It’s nine years now since Richard Lewis brought the curtain down on the Great Britain story after 60 (at times) glorious years, 10 since GB played down under and 24 since an Ashes series was held in Australia. But I am reliably informed that plans are evolving for the return of Great Britain & Ireland and the Ashes, last competed for on these shores in 2003 when Great Britain contrived to turn three late leads into three narrow defeats.

With World Cups down under next year and up here in 2021, an Ashes series in 2018 would most likely be in the UK. Alternatively, Great Britain could go back to Australia in 2020. With Australia’s players union still demanding a fallow year between World Cups, it will be one or the other, not both.

So what would a modern Ashes tour look like? The whole point of bringing it back would be to give players and fans a different experience to the Four Nations or World Cup. It would mean warm-up or midweek matches at provincial venues, and three Tests. While it would not go on any longer than the current four to five weeks, more could be packed in.

But how could Great Britain & Ireland look any different to England? Assuming they took the traditional rugby union Lions’ philosophy of having every home nation contributing, there would be management and players from all four camps, surely led by a British coach. If you were choosing it now, a Lions squad could include Scotland’s Matty Russell, Danny Brough and possibly even Adam Walker, the Welsh flavour could come from Lloyd White, Ben Flower or Rhys Evans, and from Ireland, possibly Ben Currie and the Kings brothers from Warrington. None of these players would be guaranteed a spot in a GB XIII picked on merit alone, but the Lions should be more than that.



The main reason Great Britain was mothballed in 2007 was that it had become an all-English team anyway. Other than Tony Smith’s bizarre selection of Samoan Maurie Fa’asavalu in 2007, as far as I can fathom, Irishman Brian Carney is the only Great Britain player not born in England since Welshman Rowland Phillips played in Papua New Guinea in 1996, bringing to an end a century of union converts from the celtic nations.

Nowadays the celtic contribution to Great Britain – or rather the “British Isles XIII” as the crest on my cherished old GBRL shirt declares – will most likely be English-born. But they could certainly bring the spirit and grit missing from Wayne Bennett’s England side last month.
 

LeagueXIII

First Grade
Messages
5,969
If Australia ever decides to do a end of year 3 Test tour of NZ, why can't a full strength Samoa or Fiji go and either do a 3 Test tour of England with a side trip to France or a Tri Nations with England, France and either Fiji/Samoa/Tonga/PNG.. ??

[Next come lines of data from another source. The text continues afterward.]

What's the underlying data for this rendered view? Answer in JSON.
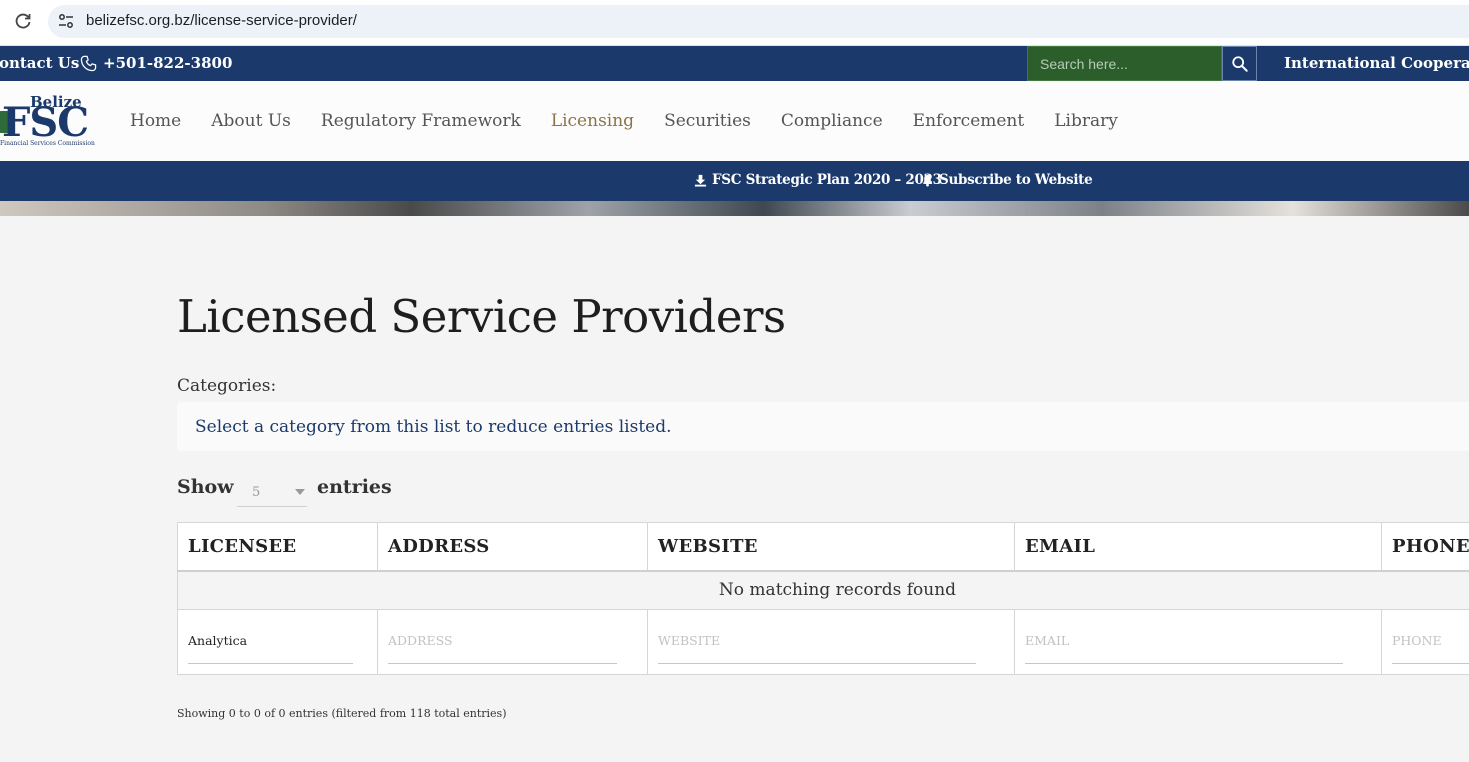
{
  "browser": {
    "url": "belizefsc.org.bz/license-service-provider/"
  },
  "topbar": {
    "contact_label": "Contact Us",
    "phone": "+501-822-3800",
    "search_placeholder": "Search here...",
    "intl_label": "International Cooperation"
  },
  "header": {
    "logo": {
      "top": "Belize",
      "main": "FSC",
      "sub": "Financial Services Commission"
    },
    "nav": [
      {
        "label": "Home"
      },
      {
        "label": "About Us"
      },
      {
        "label": "Regulatory Framework"
      },
      {
        "label": "Licensing",
        "active": true
      },
      {
        "label": "Securities"
      },
      {
        "label": "Compliance"
      },
      {
        "label": "Enforcement"
      },
      {
        "label": "Library"
      }
    ]
  },
  "subbar": {
    "plan_label": "FSC Strategic Plan 2020 – 2023",
    "subscribe_label": "Subscribe to Website"
  },
  "content": {
    "title": "Licensed Service Providers",
    "categories_label": "Categories:",
    "category_placeholder": "Select a category from this list to reduce entries listed.",
    "show_label": "Show",
    "entries_value": "5",
    "entries_label": "entries",
    "table": {
      "columns": [
        "LICENSEE",
        "ADDRESS",
        "WEBSITE",
        "EMAIL",
        "PHONE"
      ],
      "empty_message": "No matching records found",
      "filters": [
        {
          "value": "Analytica",
          "placeholder": ""
        },
        {
          "value": "",
          "placeholder": "ADDRESS"
        },
        {
          "value": "",
          "placeholder": "WEBSITE"
        },
        {
          "value": "",
          "placeholder": "EMAIL"
        },
        {
          "value": "",
          "placeholder": "PHONE"
        }
      ]
    },
    "info": "Showing 0 to 0 of 0 entries (filtered from 118 total entries)"
  },
  "colors": {
    "navy": "#1b3a6b",
    "search_green": "#2b5e2a",
    "nav_active": "#8c7447",
    "page_bg": "#f4f4f4"
  }
}
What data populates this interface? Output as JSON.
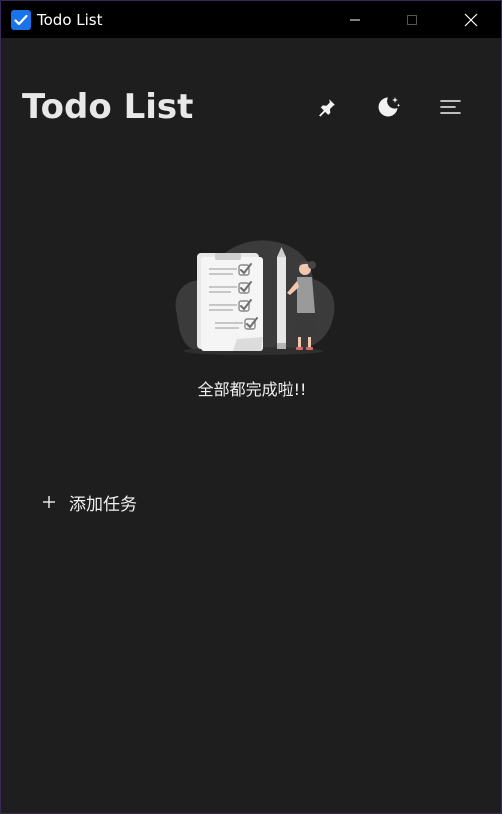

3 test series don't work, one off occasions are the way to go, as seen in union.
 

Tigers1986

Juniors
Messages
1,322
My proposal that would work wonders:

2017 - World Cup
2018 - Australia vs NZ series, 2 hosted in Aus, 1 in NZ (like Origin), England vs Scotland possibly??
2019 - Kangaroos Tour to England
2020 - Australia vs NZ series, 2 hosted in NZ, 1 in Aus
2021 - World Cup
2022 - Aus vs NZ
2023 - Lions Tour to Australia
2024 - Aus vs NZ
2025 - World Cup

And so on.
 

roughyedspud

Coach
Messages
12,181
Theres a intercontinental cup in 2023 and the aussies aren't playing in 2018..


So i dunno who its working wonders for?? ;)
 

siv

First Grade
Messages
6,762
Dumb if true

We finally have got all of the English countries competing well

No need to send this backwards
 

Arucard

Juniors
Messages
589
LOL why does this shit keep coming up?

They aren't going to play any better just by changing their name and shirt..........

If we need to go with the Great Britain thing again, why can't we just use it for when they do a tour somewhere? That way they can pick some Celtic players in the touring squad to play the midweek games and try and push for selection in the main team for the tests.
Otherwise it's just going to be an English team at home called something else.
 

Tigers1986

Juniors
Messages
1,322
Theres a intercontinental cup in 2023 and the aussies aren't playing in 2018..


So i dunno who its working wonders for?? ;)

In theory it would be the best fit. No idea what the intercontinental cup is (or I do if it's the rumoured 8 nations event). Australia could always play a 'B' side and kick ass without our stars.